Acontece que o drama narrativo não é o único tipo de drama possível. Há também o drama «desportivo» ou o jogo. Não vou entrar agora nas diferenças entre um tipo de drama e o outro. (São conceitos meus e sei que muita gente me daria na cabeça com um bloco de mármore por chamar drama ao desporto e ao jogo... Pouco importa para a discussão presente.) O jogo pode ser de cena única (uns tipos juntam-se na praia para jogar uma futebolada - o jogo é a cena do drama desportivo) ou de uma acumulação de cenas (um campeonato de futebol - o campeonato ou torneio é o enredo do drama desportivo).

Eu penso que o dungeon colhe elementos de ambos os tipos de drama. Um bom dungeon faz isso de forma harmoniosa e, dessa forma, consegue resultar em algo de diferente e que vale por si. Vejamos...

O cenário corresponde ao enredo do drama narrativo e ao campeonato do drama desportivo. Cada encontro no cenário corresponde à cena ou ao jogo.

Por um lado, o cenário de dungeon tem elementos que o aproximam do enredo, como o facto de haver um conjunto de obstáculos pré-determinado, organizados num crescente dramático. O encontro também tem aspectos que o aproximam da cena de um drama narrativo, como sejam a variabilidade de participantes, locais, tempos, etc.

Mas o cenário de dungeon tem também aspectos que o aproximam do torneio competitivo, como o facto de normalmente cada cenário ser independente dos que o antecedem e dos que lhe sucedem, com limitada persistência dos adversários. E pelo seu lado, o encontro do dungeon tem elementos que o aproximam do jogo competitivo, como o facto de cada encontro ter resultado aberto e dependente da prestação dos participantes.

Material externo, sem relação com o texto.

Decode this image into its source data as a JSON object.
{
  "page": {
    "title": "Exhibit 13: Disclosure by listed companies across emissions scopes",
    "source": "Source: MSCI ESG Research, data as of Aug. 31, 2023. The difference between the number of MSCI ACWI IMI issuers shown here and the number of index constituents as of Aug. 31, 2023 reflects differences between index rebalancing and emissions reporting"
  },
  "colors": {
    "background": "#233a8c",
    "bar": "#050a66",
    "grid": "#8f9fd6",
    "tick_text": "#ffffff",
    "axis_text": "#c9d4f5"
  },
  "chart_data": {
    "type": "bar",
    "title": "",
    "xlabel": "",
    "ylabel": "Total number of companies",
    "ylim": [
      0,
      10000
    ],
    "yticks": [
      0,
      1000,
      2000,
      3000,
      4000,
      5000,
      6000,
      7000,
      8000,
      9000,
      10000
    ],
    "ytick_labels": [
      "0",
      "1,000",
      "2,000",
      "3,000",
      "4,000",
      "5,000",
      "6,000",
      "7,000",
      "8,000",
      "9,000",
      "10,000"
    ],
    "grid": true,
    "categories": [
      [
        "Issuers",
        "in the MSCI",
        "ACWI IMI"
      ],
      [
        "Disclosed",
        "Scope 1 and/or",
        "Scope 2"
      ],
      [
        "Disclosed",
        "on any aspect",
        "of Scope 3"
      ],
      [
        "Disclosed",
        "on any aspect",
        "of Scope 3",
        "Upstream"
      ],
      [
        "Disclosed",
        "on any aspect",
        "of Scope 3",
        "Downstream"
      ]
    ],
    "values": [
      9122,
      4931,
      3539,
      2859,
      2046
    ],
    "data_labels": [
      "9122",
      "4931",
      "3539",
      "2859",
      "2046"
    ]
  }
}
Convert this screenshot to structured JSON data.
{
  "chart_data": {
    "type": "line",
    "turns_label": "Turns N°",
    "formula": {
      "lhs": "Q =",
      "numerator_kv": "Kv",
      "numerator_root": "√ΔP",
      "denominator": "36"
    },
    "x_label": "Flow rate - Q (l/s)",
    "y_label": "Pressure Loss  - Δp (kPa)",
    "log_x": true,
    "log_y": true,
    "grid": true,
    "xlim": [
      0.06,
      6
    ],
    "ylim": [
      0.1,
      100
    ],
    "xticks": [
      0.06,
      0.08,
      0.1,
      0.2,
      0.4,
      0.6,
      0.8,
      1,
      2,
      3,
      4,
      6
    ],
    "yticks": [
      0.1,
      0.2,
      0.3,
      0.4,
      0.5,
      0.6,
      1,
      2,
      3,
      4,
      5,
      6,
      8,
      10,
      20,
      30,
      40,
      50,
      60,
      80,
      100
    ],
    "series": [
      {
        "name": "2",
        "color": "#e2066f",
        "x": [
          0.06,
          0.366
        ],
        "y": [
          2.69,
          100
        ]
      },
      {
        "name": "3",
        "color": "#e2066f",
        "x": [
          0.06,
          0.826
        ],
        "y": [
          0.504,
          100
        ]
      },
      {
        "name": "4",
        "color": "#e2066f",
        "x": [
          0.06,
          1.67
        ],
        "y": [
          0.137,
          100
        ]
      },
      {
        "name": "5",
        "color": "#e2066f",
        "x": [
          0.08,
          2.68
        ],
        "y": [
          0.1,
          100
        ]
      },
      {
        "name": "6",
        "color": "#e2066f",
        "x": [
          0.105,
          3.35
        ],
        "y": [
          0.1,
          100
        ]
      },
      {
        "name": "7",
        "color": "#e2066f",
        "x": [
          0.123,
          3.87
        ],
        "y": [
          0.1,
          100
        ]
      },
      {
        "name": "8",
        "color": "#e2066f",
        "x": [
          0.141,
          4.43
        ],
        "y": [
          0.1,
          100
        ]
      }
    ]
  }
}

A natureza do dungeon garante um elevado grau de linearidade e consistência estrutural ao rpg, assegurando que o jogo progride num sentido preciso. Isso correspnde à linearidade inerente a uma história narrada ou à linearidade inerente a uma estrutura de jogo assente em campeonato ou torneio.

Dois aspectos também muito bem conseguidos no caso específico do D&D:

A definição das personagens com base em paradigmas consistentes (os «roles» ou classes). Ela corresponde às especializações que encontramos em desportos colectivos (atacante, defesa, etc.); mas também corresponde aos papéis estereótipados do novelismo comercial e de entertenimento.

O sistema de hit points. Antes de se envolver no design do DD3 o Jonathan Tweet escreveu uma excelente reflexão comparativa entre o sistema de hp do RQ e o do DD, defendendo este. Embora eu pense que o RQ tem as suas virtudes, o que ele diz do DD é spot on. O sistema de hp está para o DD como o banco está para uma equipa de futebol ou como o arsenal de recursos de escrita dramática estão para o drama narrativo: permite gerir o drama do princípio ao fim, assegurando que este não para a meio por falta de folgo.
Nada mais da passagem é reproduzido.